Doctors, too, are using messaging apps for consultations despite being on telemedicine platforms like SeeYouDoc and Medifi. “Viber is good because almost all doctors have it. So is Facebook Messenger,” said Dr. Janie-Vi Ismael-Gorospe, a general practitioner of Sta. Rosa Community Hospital. The issue with Messenger, she added, is the mingling of personal and professional messages (unless a doctor maintains a separate account for teleconsultations).

SELF-DESTRUCTING MESSAGES

WhatsApp is used by almost 90% of people in most countries, according to Internet security firm Nord VPN. There are only 25 out of 195 countries where WhatsApp isn’t the most used messaging app.

Viber, another ubiquitous messaging app, ended 2020 with a 421% growth in its number of users and a 509% growth in sent messages. In the Philippines, it has a penetration rate of 71%.

Sought for a response to concerns about user privacy, Viber’s spokesperson reaffirmed its commitment to such. The platform, she said, has a default end-to-end encryption and contains features that give users control of their data. Among these are Disappearing Messages, which enables each message with a self-destruct timer, and Community interactions, which allows for direct chats without the sharing of phone numbers.

“Viber can’t read your personal chats, or listen in on your one-on-one calls,” the spokesperson added. “Nothing you share is ever stored on Viber’s servers once delivered.”

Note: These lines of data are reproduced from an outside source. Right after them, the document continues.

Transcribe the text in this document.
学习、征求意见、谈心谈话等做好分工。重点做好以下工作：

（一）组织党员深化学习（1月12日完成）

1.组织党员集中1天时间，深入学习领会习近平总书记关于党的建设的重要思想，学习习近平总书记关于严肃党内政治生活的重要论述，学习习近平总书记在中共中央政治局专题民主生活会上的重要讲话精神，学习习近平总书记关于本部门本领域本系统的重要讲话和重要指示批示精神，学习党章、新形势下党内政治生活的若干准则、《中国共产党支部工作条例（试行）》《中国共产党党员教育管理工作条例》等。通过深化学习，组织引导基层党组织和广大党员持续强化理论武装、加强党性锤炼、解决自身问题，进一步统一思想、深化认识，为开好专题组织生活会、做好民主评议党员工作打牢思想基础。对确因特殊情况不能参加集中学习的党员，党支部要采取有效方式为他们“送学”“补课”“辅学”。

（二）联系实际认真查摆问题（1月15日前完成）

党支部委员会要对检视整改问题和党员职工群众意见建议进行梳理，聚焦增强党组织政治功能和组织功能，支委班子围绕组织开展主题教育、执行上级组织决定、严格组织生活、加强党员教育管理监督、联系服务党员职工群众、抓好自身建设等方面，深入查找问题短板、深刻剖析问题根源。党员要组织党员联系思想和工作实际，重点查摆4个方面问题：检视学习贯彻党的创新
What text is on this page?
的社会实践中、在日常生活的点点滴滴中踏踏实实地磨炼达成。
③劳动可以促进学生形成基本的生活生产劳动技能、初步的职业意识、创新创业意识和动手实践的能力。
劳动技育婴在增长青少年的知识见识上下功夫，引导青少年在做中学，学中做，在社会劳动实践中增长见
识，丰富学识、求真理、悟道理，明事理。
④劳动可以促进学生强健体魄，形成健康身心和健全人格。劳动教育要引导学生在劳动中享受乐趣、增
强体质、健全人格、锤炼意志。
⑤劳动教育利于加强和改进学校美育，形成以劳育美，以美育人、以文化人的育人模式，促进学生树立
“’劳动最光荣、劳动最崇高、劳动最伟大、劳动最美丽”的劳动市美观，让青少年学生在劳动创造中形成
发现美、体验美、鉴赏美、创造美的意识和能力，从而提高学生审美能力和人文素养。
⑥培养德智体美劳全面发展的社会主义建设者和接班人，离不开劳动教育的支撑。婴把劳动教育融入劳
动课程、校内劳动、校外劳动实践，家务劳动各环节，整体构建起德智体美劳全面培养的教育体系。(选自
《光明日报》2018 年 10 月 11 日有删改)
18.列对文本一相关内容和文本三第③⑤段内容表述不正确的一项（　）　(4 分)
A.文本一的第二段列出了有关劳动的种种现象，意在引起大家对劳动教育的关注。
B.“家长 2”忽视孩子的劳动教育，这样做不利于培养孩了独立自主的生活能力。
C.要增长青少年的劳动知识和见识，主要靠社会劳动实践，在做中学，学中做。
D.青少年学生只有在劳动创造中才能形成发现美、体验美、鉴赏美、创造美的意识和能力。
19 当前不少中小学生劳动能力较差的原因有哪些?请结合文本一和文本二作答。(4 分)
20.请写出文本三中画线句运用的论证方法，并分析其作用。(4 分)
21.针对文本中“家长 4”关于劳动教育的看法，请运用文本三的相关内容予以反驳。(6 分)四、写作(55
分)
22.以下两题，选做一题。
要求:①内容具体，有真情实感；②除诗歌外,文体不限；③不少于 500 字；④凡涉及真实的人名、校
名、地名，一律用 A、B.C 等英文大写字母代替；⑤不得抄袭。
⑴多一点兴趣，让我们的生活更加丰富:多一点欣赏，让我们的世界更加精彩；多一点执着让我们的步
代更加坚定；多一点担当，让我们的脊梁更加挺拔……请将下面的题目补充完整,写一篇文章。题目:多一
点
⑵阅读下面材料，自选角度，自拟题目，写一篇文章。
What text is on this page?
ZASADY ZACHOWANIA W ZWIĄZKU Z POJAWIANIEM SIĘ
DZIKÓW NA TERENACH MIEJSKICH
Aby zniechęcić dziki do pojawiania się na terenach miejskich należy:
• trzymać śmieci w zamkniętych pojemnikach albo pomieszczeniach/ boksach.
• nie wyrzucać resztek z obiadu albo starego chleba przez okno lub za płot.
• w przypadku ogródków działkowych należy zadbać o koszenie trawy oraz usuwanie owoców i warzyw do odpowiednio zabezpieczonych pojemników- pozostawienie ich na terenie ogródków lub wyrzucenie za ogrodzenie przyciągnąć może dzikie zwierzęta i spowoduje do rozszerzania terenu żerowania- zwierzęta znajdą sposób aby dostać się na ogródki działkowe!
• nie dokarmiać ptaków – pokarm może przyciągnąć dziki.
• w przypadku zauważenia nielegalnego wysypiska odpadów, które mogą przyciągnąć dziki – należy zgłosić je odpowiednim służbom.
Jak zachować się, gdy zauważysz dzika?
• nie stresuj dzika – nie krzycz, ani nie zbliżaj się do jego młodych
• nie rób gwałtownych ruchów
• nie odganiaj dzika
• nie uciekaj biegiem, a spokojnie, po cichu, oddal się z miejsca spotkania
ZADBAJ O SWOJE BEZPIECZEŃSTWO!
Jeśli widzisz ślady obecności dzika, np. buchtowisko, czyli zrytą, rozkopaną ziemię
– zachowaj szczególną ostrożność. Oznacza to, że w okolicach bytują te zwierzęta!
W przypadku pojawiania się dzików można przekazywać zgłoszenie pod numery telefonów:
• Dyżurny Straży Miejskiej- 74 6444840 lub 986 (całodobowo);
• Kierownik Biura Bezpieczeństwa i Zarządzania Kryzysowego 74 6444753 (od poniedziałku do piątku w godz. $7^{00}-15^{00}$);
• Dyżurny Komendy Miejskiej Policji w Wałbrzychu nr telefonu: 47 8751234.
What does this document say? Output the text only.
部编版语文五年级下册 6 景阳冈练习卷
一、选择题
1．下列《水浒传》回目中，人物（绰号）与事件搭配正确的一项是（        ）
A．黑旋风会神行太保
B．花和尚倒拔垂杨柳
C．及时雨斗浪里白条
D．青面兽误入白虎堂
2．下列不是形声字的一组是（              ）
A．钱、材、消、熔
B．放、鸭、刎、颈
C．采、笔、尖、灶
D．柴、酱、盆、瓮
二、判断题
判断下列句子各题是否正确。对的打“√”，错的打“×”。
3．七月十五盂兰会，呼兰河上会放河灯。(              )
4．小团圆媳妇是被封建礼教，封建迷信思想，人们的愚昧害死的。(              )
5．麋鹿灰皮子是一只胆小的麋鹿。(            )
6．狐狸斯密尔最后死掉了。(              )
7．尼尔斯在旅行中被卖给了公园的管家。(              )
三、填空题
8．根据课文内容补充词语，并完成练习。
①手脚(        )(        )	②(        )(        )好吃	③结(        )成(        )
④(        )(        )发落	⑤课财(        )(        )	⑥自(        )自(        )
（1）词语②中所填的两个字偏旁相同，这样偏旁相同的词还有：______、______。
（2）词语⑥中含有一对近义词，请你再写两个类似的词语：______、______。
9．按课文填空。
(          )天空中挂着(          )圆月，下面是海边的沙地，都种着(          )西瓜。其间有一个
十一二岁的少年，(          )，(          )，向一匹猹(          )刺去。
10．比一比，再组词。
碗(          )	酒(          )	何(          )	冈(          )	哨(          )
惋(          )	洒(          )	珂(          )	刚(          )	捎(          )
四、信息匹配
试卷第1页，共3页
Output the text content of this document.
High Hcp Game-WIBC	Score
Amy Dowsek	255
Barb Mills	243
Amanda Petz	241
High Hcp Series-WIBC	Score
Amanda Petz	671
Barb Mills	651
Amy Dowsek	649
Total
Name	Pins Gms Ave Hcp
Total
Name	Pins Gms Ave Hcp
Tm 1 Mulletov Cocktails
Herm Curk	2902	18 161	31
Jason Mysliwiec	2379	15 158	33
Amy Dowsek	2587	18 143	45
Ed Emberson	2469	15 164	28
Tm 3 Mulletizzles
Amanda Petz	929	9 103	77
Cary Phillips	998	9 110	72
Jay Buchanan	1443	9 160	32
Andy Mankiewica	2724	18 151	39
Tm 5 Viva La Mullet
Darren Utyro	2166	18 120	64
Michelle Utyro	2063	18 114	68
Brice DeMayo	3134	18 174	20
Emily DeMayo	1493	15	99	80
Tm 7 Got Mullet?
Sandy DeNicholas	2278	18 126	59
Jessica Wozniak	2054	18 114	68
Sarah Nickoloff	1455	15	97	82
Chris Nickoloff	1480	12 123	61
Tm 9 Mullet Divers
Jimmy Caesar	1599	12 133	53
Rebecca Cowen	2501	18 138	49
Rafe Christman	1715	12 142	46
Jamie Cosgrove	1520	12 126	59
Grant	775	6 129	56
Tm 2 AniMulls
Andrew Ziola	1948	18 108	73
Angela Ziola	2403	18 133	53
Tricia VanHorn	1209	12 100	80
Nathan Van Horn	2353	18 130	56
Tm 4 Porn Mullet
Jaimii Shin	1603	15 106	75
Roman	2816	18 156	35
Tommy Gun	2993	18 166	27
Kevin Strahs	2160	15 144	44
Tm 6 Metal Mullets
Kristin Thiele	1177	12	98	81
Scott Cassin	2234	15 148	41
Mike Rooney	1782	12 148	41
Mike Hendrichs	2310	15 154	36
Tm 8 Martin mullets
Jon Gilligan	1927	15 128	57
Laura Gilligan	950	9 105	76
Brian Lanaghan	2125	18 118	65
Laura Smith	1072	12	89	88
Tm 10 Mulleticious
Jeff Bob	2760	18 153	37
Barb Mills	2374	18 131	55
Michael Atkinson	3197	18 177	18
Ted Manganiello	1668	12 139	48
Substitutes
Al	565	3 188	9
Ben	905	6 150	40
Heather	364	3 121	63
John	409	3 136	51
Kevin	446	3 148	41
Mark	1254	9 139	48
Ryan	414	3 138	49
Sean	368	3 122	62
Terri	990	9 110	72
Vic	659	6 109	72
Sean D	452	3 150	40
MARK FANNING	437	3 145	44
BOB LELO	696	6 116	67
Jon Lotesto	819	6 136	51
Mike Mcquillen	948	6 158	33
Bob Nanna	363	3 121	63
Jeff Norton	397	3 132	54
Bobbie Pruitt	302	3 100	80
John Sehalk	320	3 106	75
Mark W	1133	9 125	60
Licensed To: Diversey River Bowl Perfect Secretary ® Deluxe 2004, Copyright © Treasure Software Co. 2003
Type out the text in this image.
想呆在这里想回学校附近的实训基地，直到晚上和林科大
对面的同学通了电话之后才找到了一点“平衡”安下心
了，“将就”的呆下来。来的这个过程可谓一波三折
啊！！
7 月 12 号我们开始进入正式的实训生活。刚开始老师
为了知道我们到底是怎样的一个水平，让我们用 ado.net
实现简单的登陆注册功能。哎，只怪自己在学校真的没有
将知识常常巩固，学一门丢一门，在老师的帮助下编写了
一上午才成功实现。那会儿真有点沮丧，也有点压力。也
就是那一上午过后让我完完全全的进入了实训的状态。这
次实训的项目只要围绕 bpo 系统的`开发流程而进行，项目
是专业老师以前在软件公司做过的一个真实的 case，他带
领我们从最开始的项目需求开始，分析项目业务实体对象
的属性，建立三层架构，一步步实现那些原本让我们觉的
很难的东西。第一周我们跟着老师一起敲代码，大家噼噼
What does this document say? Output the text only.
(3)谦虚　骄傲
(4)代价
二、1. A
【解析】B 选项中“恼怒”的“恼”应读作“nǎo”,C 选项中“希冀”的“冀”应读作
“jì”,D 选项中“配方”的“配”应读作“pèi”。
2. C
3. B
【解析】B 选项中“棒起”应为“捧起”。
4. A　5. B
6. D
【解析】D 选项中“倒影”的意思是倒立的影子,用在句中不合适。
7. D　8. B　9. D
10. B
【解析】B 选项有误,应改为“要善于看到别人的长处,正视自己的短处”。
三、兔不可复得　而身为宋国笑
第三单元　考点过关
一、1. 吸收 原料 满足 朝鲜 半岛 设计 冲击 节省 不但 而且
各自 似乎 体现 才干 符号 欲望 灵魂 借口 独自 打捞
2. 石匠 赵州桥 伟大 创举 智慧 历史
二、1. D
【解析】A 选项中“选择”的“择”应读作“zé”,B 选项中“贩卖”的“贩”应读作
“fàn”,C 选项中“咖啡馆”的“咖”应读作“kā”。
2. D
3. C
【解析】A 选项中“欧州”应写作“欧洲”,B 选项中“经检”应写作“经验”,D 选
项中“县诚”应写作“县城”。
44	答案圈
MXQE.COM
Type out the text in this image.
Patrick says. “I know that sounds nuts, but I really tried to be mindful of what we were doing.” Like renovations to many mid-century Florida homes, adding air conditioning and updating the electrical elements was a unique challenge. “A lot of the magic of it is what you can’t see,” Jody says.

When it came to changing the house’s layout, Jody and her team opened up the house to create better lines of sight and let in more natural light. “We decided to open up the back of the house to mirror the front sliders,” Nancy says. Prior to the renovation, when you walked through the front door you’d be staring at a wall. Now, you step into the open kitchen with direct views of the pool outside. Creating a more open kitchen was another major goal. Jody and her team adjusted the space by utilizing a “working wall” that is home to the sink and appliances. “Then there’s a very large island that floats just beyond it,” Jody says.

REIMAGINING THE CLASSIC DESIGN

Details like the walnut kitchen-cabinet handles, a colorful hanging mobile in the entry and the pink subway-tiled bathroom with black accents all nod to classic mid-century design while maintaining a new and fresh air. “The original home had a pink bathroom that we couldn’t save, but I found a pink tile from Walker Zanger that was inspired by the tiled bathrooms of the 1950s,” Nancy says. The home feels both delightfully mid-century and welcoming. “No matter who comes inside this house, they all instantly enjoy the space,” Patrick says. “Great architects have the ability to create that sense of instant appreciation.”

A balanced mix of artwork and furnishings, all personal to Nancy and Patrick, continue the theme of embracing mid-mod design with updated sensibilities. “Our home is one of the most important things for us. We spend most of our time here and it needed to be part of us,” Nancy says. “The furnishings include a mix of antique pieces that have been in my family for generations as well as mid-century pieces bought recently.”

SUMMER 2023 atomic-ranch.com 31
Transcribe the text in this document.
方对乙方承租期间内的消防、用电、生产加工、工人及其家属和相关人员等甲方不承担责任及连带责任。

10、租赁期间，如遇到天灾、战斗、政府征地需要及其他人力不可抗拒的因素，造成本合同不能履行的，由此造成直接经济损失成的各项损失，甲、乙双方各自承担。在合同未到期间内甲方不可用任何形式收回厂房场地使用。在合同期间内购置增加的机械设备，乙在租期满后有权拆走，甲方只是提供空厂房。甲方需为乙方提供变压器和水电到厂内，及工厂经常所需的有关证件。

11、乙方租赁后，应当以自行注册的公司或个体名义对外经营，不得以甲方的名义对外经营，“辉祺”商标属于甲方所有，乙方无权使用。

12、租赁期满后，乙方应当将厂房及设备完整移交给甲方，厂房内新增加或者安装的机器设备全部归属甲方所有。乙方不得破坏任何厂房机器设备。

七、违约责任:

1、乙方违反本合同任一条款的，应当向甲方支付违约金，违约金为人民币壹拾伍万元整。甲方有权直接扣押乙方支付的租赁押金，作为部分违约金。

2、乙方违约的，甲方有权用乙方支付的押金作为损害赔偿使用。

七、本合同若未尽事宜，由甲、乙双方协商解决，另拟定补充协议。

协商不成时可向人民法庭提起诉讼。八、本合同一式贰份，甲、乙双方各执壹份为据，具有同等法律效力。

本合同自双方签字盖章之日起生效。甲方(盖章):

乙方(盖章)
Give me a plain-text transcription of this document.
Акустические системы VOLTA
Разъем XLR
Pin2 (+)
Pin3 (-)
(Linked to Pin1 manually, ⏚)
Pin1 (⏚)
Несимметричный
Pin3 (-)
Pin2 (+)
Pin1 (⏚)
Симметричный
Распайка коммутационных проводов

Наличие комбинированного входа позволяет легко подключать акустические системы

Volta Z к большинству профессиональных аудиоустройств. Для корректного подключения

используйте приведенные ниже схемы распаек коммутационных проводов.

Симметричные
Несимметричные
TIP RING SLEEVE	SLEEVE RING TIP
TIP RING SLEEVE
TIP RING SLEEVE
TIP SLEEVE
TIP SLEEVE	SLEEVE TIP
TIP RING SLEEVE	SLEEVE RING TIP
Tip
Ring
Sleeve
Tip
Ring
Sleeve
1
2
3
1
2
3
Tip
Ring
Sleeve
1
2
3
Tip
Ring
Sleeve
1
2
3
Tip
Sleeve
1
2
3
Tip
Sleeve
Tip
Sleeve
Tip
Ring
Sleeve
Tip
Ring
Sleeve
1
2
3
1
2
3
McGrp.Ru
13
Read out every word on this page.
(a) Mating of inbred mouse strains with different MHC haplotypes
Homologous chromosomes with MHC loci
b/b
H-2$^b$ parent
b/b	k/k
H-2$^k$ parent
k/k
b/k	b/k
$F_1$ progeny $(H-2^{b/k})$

Kaspersky, a digital privacy company, noted that the key considerations for evaluating messaging app security are:

End-to-end encryption – By scrambling private chat messages, only the sender and the user have the “keys” to read them.
Open-source code – This opens the app to accountability and auditing by external experts.
Self-destructing messages – A feature that allows messages to vanish after a set period of time.
Use of data – Certain types of information called metadata, such as your phone number, can still be collected despite end-to-end encryption.